В принципе Оливия знала, что ничего такого она не сказала, но всё равно оправдываться было неприятно, этого можно было бы избежать, если бы она так глупо не проболталась, но теперь ничего другого ей не оставалось, как только все объяснить. Матери хватило бы и оброненного полслова, чтобы та, зная её, как облупленную, обо всём догадалась, а с таким болтливым, когда не надо, языком, какой достался ей от природы, и догадываться не пришлось бы.
— Хорошо хоть в этот раз всё обошлось! Подумаешь, сделала им небольшой экскурс в историю праздника и «предания» о ведьмах! Сколько теперь они знают, хотя очень сомневаюсь, что хоть один из них принял всё за чистую монету, за то, что имеет место быть в реальном мире. Тут зелье не понадобится. — Сказала мама с лукавством в глазах и взъерошила Оливии волосы.
Девушка вздохнула с облегчением. «Значит, обошлось!» — пронеслось у неё в голове.
— Конечно, мне на миг хотелось забыться и кое-что продемонстрировать, превратить Билли Довсона в жабу, но всё-таки решила побороть искушение, я ведь обещала.
— Мы рады, что ты у нас осмотрительная и можешь сдержать своё слово, несмотря на то, что так порой хочется применить свои способности. — Милинда улыбнулась дочке и стала что-то искать в большой, с истрёпанными пожелтевшими от времени листами, книге ведовских рецептов и заклинаний. Она передавалась в их семействе из поколения в поколение, от матери к дочери, на протяжении четырёх веков. Каждая новая хозяйка книги записывала в неё свои познания, которыми желала поделиться с потомками. По мнению Оливии, такая книга должна быть у каждой уважающей себя ведьмы, чтобы через неё передавать свои знания.
Так как девушку в данный момент интересовала абсолютно другая книжка, она, немного постояв на кухне и поняв, что её помощь не потребуется, развернувшись, пошла в свою комнату, прихватив из гостиной рюкзачок.
Комната Оливии находилась в другом крыле дома отдельно от комнат бабушки и матери, рядом с библиотекой и семейной галереей, самая дальняя на втором этаже.
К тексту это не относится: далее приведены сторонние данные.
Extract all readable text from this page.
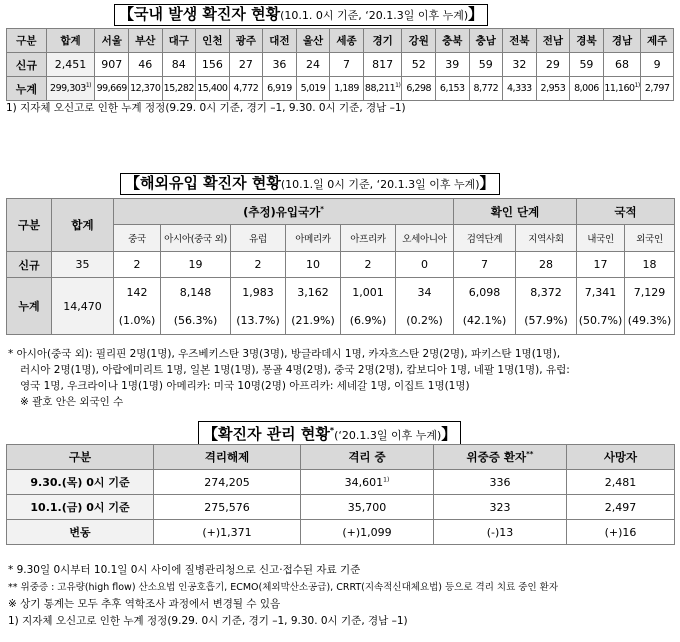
【국내 발생 확진자 현황(10.1. 0시 기준, ‘20.1.3일 이후 누계)】
구분	합계	서울	부산	대구	인천	광주	대전	울산	세종	경기	강원	충북	충남	전북	전남	경북	경남	제주
신규	2,451	907	46	84	156	27	36	24	7	817	52	39	59	32	29	59	68	9
누계	299,303$^{1)}$	99,669	12,370	15,282	15,400	4,772	6,919	5,019	1,189	88,211$^{1)}$	6,298	6,153	8,772	4,333	2,953	8,006	11,160$^{1)}$	2,797
1) 지자체 오신고로 인한 누계 정정(9.29. 0시 기준, 경기 –1, 9.30. 0시 기준, 경남 –1)
【해외유입 확진자 현황(10.1.일 0시 기준, ‘20.1.3일 이후 누계)】
구분	합계	(추정)유입국가*						확인 단계		국적	
		중국	아시아(중국 외)	유럽	아메리카	아프리카	오세아니아	검역단계	지역사회	내국인	외국인
신규	35	2	19	2	10	2	0	7	28	17	18
누계	14,470	142	8,148	1,983	3,162	1,001	34	6,098	8,372	7,341	7,129
		(1.0%)	(56.3%)	(13.7%)	(21.9%)	(6.9%)	(0.2%)	(42.1%)	(57.9%)	(50.7%)	(49.3%)
* 아시아(중국 외): 필리핀 2명(1명), 우즈베키스탄 3명(3명), 방글라데시 1명, 카자흐스탄 2명(2명), 파키스탄 1명(1명),
러시아 2명(1명), 아랍에미리트 1명, 일본 1명(1명), 몽골 4명(2명), 중국 2명(2명), 캄보디아 1명, 네팔 1명(1명), 유럽:
영국 1명, 우크라이나 1명(1명) 아메리카: 미국 10명(2명) 아프리카: 세네갈 1명, 이집트 1명(1명)
※ 괄호 안은 외국인 수
【확진자 관리 현황*(‘20.1.3일 이후 누계)】
구분	격리해제	격리 중	위중증 환자**	사망자
9.30.(목) 0시 기준	274,205	34,601$^{1)}$	336	2,481
10.1.(금) 0시 기준	275,576	35,700	323	2,497
변동	(+)1,371	(+)1,099	(-)13	(+)16
* 9.30일 0시부터 10.1일 0시 사이에 질병관리청으로 신고·접수된 자료 기준
** 위중증 : 고유량(high flow) 산소요법 인공호흡기, ECMO(체외막산소공급), CRRT(지속적신대체요법) 등으로 격리 치료 중인 환자
※ 상기 통계는 모두 추후 역학조사 과정에서 변경될 수 있음
1) 지자체 오신고로 인한 누계 정정(9.29. 0시 기준, 경기 –1, 9.30. 0시 기준, 경남 –1)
Она ценила уединённость и тишину, и зная это, старшие Уоррен нечасто заглядывали к ней, пользуясь для связи интеркомом, установленным в телефоне, уважая личное пространство девушки. Близкое расположение домашней библиотеки давало возможность взять книгу в любой час дня и ночи, когда Ливию мучила бессонница. А библиотека у них была великолепная, настоящая кладезь для любого книголюба и для любой ведуньи. Издания на любые вкусы и предпочтения: от современной классики до старинных рукописей. Хватало книг и по магии: теория, история, применение, от истоков возникновения до нашего времени. Правда, с этими томами приходилось повозиться: незнающий видел лишь потёртые корешки, с пожелтевшими листами.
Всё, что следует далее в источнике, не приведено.